I was thinking about this last night…

In my earlier years in school (e.g., first grade), I thought of learning as facts. George Washington was the first POTUS. (And, a more handy acronym, the SCOTUS is the nation’s highest court.)

Of course, it’s not even true to say that all I was learning was facts, but it’s how I thought learning should be measured. Around that time I was also finishing up mastering the skill of reading, and learning arithmetic.

Nowadays, though, I learn very few facts. (In Forensics we learned that a person who has been poisoned usually has purple fringing (but not chromatic abberations…) on their extremities, especially fingertips.) But mostly, I’m learning concepts and strategies. Last night we talked about the Blue Ocean Strategy, for example. The “facts” might be what a “blue ocean” is, versus a “red ocean.” But I’m not here to learn colors. The real learning was the concepts and the strategy.

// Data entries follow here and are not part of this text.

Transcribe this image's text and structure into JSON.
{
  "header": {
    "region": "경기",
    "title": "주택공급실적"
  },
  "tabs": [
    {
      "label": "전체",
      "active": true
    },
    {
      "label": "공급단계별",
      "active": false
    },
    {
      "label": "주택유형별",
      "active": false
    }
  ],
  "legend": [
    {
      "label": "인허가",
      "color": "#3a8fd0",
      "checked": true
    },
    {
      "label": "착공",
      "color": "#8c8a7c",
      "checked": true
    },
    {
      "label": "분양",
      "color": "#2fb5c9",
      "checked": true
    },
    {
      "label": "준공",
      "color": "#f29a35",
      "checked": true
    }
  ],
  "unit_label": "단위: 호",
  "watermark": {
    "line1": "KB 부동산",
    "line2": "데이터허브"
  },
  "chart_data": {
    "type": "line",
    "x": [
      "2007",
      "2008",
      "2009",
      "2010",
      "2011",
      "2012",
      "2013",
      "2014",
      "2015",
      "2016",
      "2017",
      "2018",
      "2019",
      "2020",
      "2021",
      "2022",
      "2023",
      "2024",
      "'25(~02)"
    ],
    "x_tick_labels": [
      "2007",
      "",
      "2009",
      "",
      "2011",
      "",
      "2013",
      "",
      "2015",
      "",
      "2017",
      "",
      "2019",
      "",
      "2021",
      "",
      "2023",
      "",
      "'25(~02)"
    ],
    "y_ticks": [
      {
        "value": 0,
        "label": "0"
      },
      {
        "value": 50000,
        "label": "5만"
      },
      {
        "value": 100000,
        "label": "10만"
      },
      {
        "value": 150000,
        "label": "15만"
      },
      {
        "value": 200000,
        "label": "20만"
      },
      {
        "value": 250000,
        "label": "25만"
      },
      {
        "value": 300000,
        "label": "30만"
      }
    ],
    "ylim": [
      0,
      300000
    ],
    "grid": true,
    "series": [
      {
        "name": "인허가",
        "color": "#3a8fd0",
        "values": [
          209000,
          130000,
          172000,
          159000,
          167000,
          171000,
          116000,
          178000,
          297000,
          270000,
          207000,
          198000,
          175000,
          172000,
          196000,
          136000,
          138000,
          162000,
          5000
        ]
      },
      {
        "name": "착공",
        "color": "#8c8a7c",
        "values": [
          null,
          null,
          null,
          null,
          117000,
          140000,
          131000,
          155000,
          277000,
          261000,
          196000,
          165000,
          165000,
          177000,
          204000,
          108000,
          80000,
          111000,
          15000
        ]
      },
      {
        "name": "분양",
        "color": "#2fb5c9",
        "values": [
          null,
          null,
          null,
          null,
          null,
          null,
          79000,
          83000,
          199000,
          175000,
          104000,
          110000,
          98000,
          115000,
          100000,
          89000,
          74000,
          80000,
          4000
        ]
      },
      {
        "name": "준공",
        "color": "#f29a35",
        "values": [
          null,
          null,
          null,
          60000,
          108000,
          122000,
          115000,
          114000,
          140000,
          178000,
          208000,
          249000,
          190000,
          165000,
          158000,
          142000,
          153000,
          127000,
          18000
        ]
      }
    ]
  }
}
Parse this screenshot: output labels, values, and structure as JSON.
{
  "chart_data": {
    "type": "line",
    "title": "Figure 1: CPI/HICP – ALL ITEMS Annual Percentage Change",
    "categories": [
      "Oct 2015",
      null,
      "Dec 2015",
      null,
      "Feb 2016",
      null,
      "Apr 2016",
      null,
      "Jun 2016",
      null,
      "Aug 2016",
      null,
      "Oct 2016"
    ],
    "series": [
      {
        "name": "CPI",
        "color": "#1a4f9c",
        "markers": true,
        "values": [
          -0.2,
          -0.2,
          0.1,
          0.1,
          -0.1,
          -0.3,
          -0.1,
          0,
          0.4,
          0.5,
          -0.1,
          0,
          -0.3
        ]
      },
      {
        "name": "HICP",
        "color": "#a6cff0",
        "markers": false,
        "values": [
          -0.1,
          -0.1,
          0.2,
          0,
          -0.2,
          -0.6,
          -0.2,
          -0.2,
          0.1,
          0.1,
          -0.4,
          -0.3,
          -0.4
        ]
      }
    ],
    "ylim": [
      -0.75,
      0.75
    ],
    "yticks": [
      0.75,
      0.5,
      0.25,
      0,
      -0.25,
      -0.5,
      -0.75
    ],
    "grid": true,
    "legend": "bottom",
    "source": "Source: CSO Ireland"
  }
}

The problem is that I haven’t quite gotten over that mindset that learning is measured in facts, and I’m not learning a lot of them. It also makes the “So, what have you learned?” question harder. “Well, a person who’s been poisoned may have a purple tint in their extremities,” but that’s not really going to impress people with my business knowledge. (I’ll be sure to bring it up an interview. I hear some businesses these days are looking for cutthroat people.)